Le Corbusier’s vision was especially influential – it paved the way in part for the new Brazilian capital city of Brasília, planned from scratch by Messrs Lúcio Costa, Oscar Niemeyer, and Joaquim Cardozo – but thankfully never realised. The Ville Radieuse called for living units to be concentrated in high-rise blocks surrounded by parkland, maintaining the density of a traditional city while maximising green spaces. At various times, the iconoclastic architect suggested his housing units might usefully replace large chunks of Paris and Manhattan, even building a couple of prototype blocks, notably the Unité d’habitation in Marseilles, to illustrate what a vast, self-contained housing block should look like. Unhappily for his legacy, his imitators only took one part of his plan as inspiration – the high-rise – and used the sprawling parkland as space to build more of them.
Architects never stopped dreaming, eventually coming up with a series of vast, self-contained conurbations that ostensibly placed megastructural architecture at the service of society. Unfortunately, the vision of society they were striving to serve was car-centric and pre-digital. And these proposals continued to peddle this fatally skewed equation in ways that feel deeply uncomfortable to modern sensibilities. Speculative projects of the era include Mr Kenzō Tange’s plan for Tokyo, developed along with Messrs Kisho Kurokawa and Arata Isozaki in 1960, which envisioned the city spreading out into Tokyo Bay – a strict separation of business and residential zones and interlocking highways and light rail connected the sail-like concrete structures.

Mr Paul Rudolph, Lower Manhattan, 1967. Image courtesy of Paul Rudolph Institute for Modern Architecture.© Estate of Paul Rudolph.
In New York, the architect Mr Paul Rudolph’s Lower Manhattan Expressway proposed the air rights above the freeway as a space for development, envisioning a snaking, stacking concrete superstructure threading through the city. In the UK, the glass company Pilkington sponsored a vision by the mild-mannered modernist Sir Geoffrey Jellicoe. Motopia was a garden city overlaid with a grid of buildings, all with highways on their roof. Intersections were marked with circular buildings beneath roundabouts.
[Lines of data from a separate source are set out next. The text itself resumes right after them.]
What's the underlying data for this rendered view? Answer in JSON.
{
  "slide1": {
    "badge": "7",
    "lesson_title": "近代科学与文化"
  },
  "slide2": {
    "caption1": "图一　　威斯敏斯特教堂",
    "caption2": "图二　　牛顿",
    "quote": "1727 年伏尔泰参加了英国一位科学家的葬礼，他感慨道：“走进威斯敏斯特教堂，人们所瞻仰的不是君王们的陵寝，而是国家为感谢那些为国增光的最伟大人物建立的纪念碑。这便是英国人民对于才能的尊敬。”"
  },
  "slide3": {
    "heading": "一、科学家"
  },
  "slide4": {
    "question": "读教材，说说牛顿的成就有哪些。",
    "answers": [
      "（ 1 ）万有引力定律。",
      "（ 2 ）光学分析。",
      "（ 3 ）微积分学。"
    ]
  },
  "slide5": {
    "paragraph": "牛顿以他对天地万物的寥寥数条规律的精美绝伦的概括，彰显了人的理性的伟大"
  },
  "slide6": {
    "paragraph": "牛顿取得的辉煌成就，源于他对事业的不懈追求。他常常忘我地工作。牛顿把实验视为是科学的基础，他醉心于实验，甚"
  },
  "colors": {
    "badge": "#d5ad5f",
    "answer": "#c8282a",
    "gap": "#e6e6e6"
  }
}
Motopia’s theme of an all-encompassing plan was at least tipping over into satire, acknowledging the impossibility of such an undertaking. Nevertheless, planners from around the world persisted on imposing new roads and infrastructure on already creaking cities. Half a century later, and it’s widely agreed that the car – particularly the motorway-borne car – has no place in a dense, walkable city.
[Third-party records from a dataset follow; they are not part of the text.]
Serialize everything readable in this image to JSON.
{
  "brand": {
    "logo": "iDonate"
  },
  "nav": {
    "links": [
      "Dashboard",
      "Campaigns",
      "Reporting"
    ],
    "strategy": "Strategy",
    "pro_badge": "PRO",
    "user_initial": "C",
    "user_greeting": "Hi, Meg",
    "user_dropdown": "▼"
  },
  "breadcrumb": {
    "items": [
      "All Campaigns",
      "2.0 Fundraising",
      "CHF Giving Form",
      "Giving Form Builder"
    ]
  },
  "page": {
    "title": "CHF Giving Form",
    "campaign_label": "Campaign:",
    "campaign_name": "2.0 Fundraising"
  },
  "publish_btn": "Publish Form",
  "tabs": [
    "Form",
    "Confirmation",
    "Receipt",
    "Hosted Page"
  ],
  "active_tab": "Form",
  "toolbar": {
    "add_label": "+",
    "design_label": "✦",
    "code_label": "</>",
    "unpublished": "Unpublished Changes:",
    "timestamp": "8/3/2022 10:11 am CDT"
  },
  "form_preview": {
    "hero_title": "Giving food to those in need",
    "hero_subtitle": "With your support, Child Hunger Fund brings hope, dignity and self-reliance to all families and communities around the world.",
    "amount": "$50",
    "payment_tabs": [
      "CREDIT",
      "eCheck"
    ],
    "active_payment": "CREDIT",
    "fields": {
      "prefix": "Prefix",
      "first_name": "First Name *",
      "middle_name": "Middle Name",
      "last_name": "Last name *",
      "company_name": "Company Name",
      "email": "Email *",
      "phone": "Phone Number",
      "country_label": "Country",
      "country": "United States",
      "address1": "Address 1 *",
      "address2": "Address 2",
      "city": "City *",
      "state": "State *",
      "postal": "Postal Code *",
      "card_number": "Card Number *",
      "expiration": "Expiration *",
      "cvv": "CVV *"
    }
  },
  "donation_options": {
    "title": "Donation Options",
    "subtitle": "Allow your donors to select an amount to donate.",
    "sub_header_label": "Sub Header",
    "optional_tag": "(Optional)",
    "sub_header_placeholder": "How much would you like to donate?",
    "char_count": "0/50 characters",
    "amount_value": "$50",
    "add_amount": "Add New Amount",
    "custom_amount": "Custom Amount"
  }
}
Although schemes went ahead everywhere from London to Boston, the most egregious were thwarted by a mixture of concerned civic groups, ruinous costs and common sense, leaving only remnants of these automotive monuments to deface cities around the world, from London’s stubby motorways, the road tunnels beneath Madrid, or long-demolished expressways in San Francisco.
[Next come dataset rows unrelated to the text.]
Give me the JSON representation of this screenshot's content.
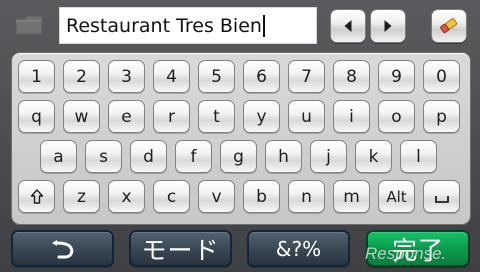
{
  "top": {
    "folder_icon": "folder-icon",
    "input_value": "Restaurant Tres Bien",
    "left_arrow_icon": "arrow-left-icon",
    "right_arrow_icon": "arrow-right-icon",
    "eraser_icon": "eraser-icon"
  },
  "keyboard": {
    "row1": [
      "1",
      "2",
      "3",
      "4",
      "5",
      "6",
      "7",
      "8",
      "9",
      "0"
    ],
    "row2": [
      "q",
      "w",
      "e",
      "r",
      "t",
      "y",
      "u",
      "i",
      "o",
      "p"
    ],
    "row3": [
      "a",
      "s",
      "d",
      "f",
      "g",
      "h",
      "j",
      "k",
      "l"
    ],
    "row4": {
      "shift_icon": "shift-icon",
      "letters": [
        "z",
        "x",
        "c",
        "v",
        "b",
        "n",
        "m"
      ],
      "alt": "Alt",
      "space_icon": "space-icon"
    }
  },
  "bottom": {
    "back_icon": "back-icon",
    "mode": "モード",
    "symbols": "&?%",
    "done": "完了"
  },
  "watermark": "Response."
}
“Fifty years in the making, ‘City’ has made a recluse of its creator and generated a lasting mythos within the art world”
The spectacular imagined worlds of Corb, Lloyd Wright and others spoke volumes about these men’s unshakeable belief in their abilities to dictate how others should live their lives. These urban visions were patriarchal and technocratic and ultimately dictatorial, despite their veneer of organic, nature. preserving planning. Corb eventually got to live out his planning dreams in the Indian city of Chandigarh, working alongside Mr Pierre Jeanneret and the British architects Mr Maxwell Fry and Ms Jane Drew. His far-reaching visions for Algiers and Paris were a dodged bullet and remained on the drawing board.
Likewise, Lloyd Wright never built on anything on the scale of Broadacre City or his ambitious plans for Baghdad. However, the American brought his remarkable vision into every one of more than 500 projects that he completed during his seven-decade career – almost a small city's worth of landmark buildings.
The megacity should have been abandoned, a thoroughly discredited strand of design that saw fit to filter massive complexity through the ego and mythos of its creators. But it was not. Neom has seemingly brought us full circle. The Saudi Arabian project, driven by the nation’s crown prince and de facto ruler, Mr Mohammed Bin Salman, has been gestating for at least five years, in which time the brickbats have outnumbered the bouquets.

Mr Michael Heizer, City, 1972. Photograph by Mr Ben Blackwell. © Michael Heizer Triple Aught Foundation 2018
The latest swathe of lavish renders – cinematic in their scope, Oscar-baiting in their fictive ambition – coincided with the completion of another visionary city on another continent. This city, however, was never intended as a bustling metropolis. The artist Mr Michael Heizer's monumental piece of landscape art occupies a carefully guarded private tranche of Nevada. “City” is an angular assemblage of rock, concrete and sand, nearly 2sq km of landscape blasted and sculpted into the shape of a pristine yet empty and abandoned urban plaza for an unnamed civilisation. Fifty years in the making, “City” has made a recluse of its creator and generated a lasting mythos within the art world.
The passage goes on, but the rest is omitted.